Questions over resettlement
The plan to take control of asylum seekers and refugees in Malaysia has also raised questions about the resettlement process under which people are able to start new lives in third countries. The UNHCR is central to the process and works with accepting countries to submit refugees for resettlement. In Malaysia, most refugees are resettled in the United States.
“What I can say is that there will be no more resettlement for refugees in the absence of UNHCR,” said James Bawi Thang Bik. “I think resettlement for refugees is beyond the capacity of a government without UNHCR.”
Robertson notes that most governments require a UNHCR interview to determine the status of a refugee.
“The fact that Malaysia is not a state party of the UN Refugee Convention means that UNHCR’s role is even more important and that closing down the office would be like Malaysia shooting itself in the foot,” he said.
While UNHCR identifies refugees in need of resettlement, it is up to resettlement countries to decide how many refugees they will accept with a quota decided each financial year. The US, which takes in the most people, has said it will accept 125,000 refugees under resettlement after reaching an all-time low during the administration of former President Donald Trump when the quota was cut to 15,000.
Despite the challenging situation in Malaysia, many refugees are hoping that whoever wins power this week will not only reconsider the plan to close the offices of the UN refugee agency but also develop a more comprehensive policy for refugees and asylum seekers, even though the competing coalitions’ manifestos barely touch on the issue.
Officials have periodically talked of giving refugees the right to work, while outgoing Foreign Minister Saifuddin Abdullah has often visited community schools for Rohingya refugees while in office.
Back in 2016, as he faced growing questions over his role in the multibillion-dollar corruption scandal, now-jailed Prime Minister Najib Razak held a mass rally condemning Myanmar’s “genocide” against the Rohingya.

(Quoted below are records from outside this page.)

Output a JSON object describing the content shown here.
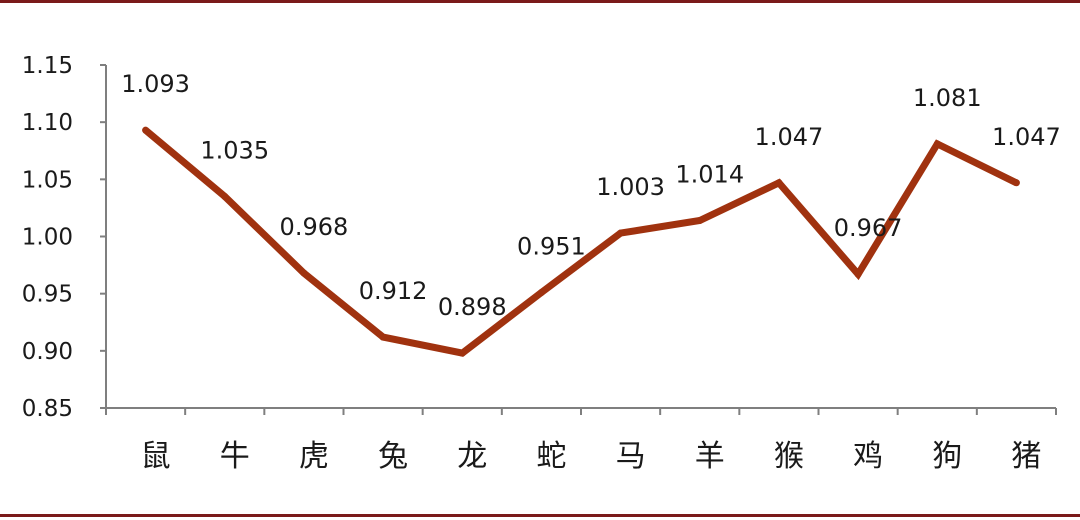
{
  "chart_data": {
    "type": "line",
    "categories": [
      "鼠",
      "牛",
      "虎",
      "兔",
      "龙",
      "蛇",
      "马",
      "羊",
      "猴",
      "鸡",
      "狗",
      "猪"
    ],
    "values": [
      1.093,
      1.035,
      0.968,
      0.912,
      0.898,
      0.951,
      1.003,
      1.014,
      1.047,
      0.967,
      1.081,
      1.047
    ],
    "data_labels": [
      "1.093",
      "1.035",
      "0.968",
      "0.912",
      "0.898",
      "0.951",
      "1.003",
      "1.014",
      "1.047",
      "0.967",
      "1.081",
      "1.047"
    ],
    "yticks": [
      "0.85",
      "0.90",
      "0.95",
      "1.00",
      "1.05",
      "1.10",
      "1.15"
    ],
    "ylim": [
      0.85,
      1.15
    ],
    "line_color": "#a0320f",
    "frame_color": "#7a1a1a",
    "grid": false,
    "legend": "none"
  }
}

It was not possible for the world to “sit by and watch genocide taking place” he told thousands of people at a Kuala Lumpur stadium, adding that the persecution of the Rohingya was an “insult” to Islam.
The next year, hundreds of thousands more Rohingya were forced to flee as the Myanmar army launched a brutal crackdown in the country’s northwest that is now the subject of a genocide trial at the International Court of Justice.
“We hope the new government will allow the UNHCR to resume their work to assist refugees and asylum seekers and find a durable solution for them,” said MEHROM’s Zafar.